Thursday, July 29, 2010

Canadian Coalition for the Defenece of Civil Liberties

The great American writer, publisher, inventor and statesman Benjamin Franklin once said that “Anyone who trades liberty for security deserves neither liberty nor security.” However you feel about the "War on Terror" it cannot be denied that since the attacks of September 11, 2001 "security" in North America has gone into overdrive.

Recently, in Canada, at the Olympics and at the G8/G20 meetings civil liberties have been compromised, in the name of security. Threats to public safety, we were told, necessitated "inconvenience" on the part of the public. (Inconvenience in this case meaning a curtailing of civil liberties.) It would be better I think to simply not hold these events than to sacrifice any civil liberties in their name. Politicians will say that if we don't hold the Olympics or don't hold the G20 out of fear then the "terrorists have won." I say that if we sacrifice civil liberties, even for a day, in the name of security then the terrorists have won.
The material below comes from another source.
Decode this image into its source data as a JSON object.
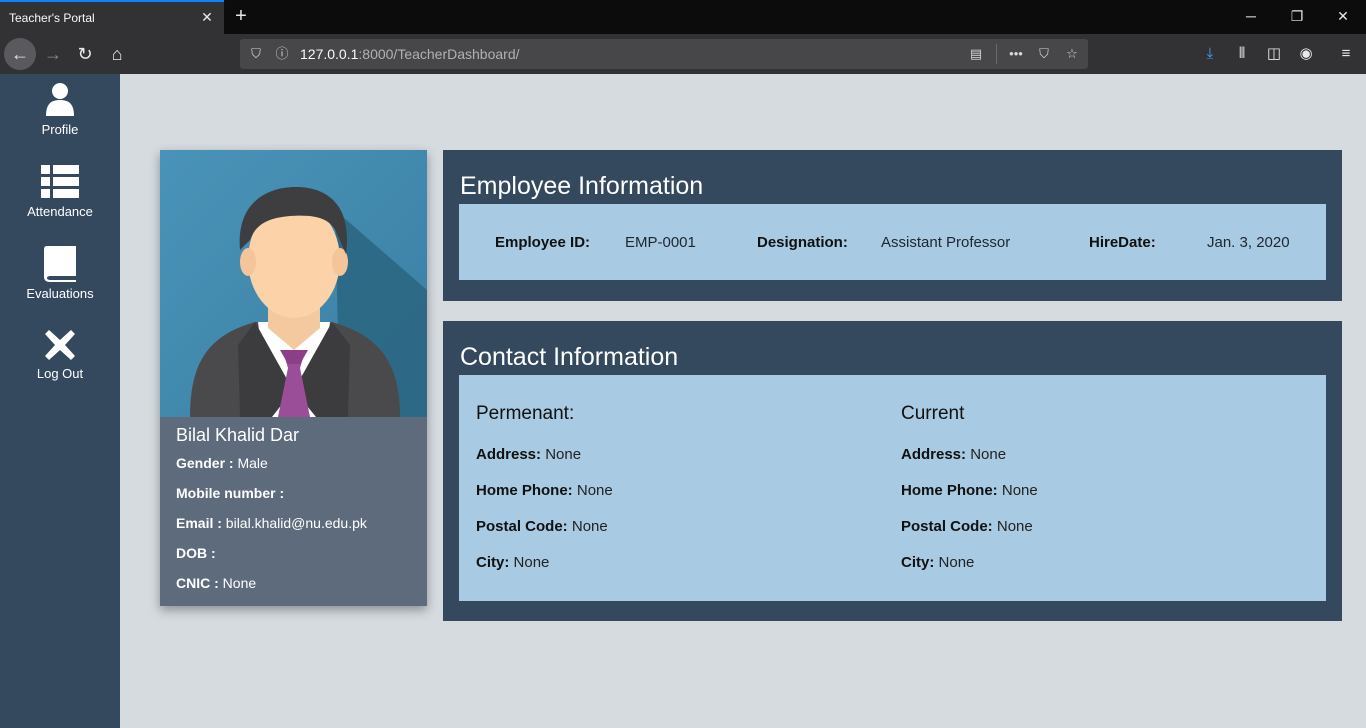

Is there a risk, with diminished security, that someone will take advantage of the opportunity and kill people? Yes. Let us keep things in perspective though. On 9/11 nearly 3,000 people were killed but untold generations of people have fought and died to establish the civil liberties we have - the cornerstone of our society. In World War II alone 60 million people died to save the west from tyranny and hate. If we give up our civil liberties, our basic freedoms to protect ourselves from terrorism we do a great disservice to the memory of the 3,000 that died on 9/11, the 60 million who died in WWII and untold millions more who have given their lives in war and in political movements over hundreds of years.

As it did during the era of slavery in the US, during WWI and WWII, in the creation of the UN and peacekeeping Canada must lead the way and say that in Canada while compromises will always be made between freedom and public safety that our basic civil liberties, guaranteed under the hard won Charter of Rights and Freedoms will not be set aside for any event, regardless of it's importance for diplomacy or tourism. That is the attitude that has made Canada great and it is our only way forward short of sacrificing everything that Canada is and everything that has drawn people here from every corner of the globe.

We may never know exactly what happened at the G20. Politicians at all levels of government seem adamantly opposed to answering questions about it. Even if there is a public inquiry it is doubtful whether the answers we get will be full, complete and honest. That does not stop us though from drawing some conclusions about the G20 and looking for ways to prevent it from happening again.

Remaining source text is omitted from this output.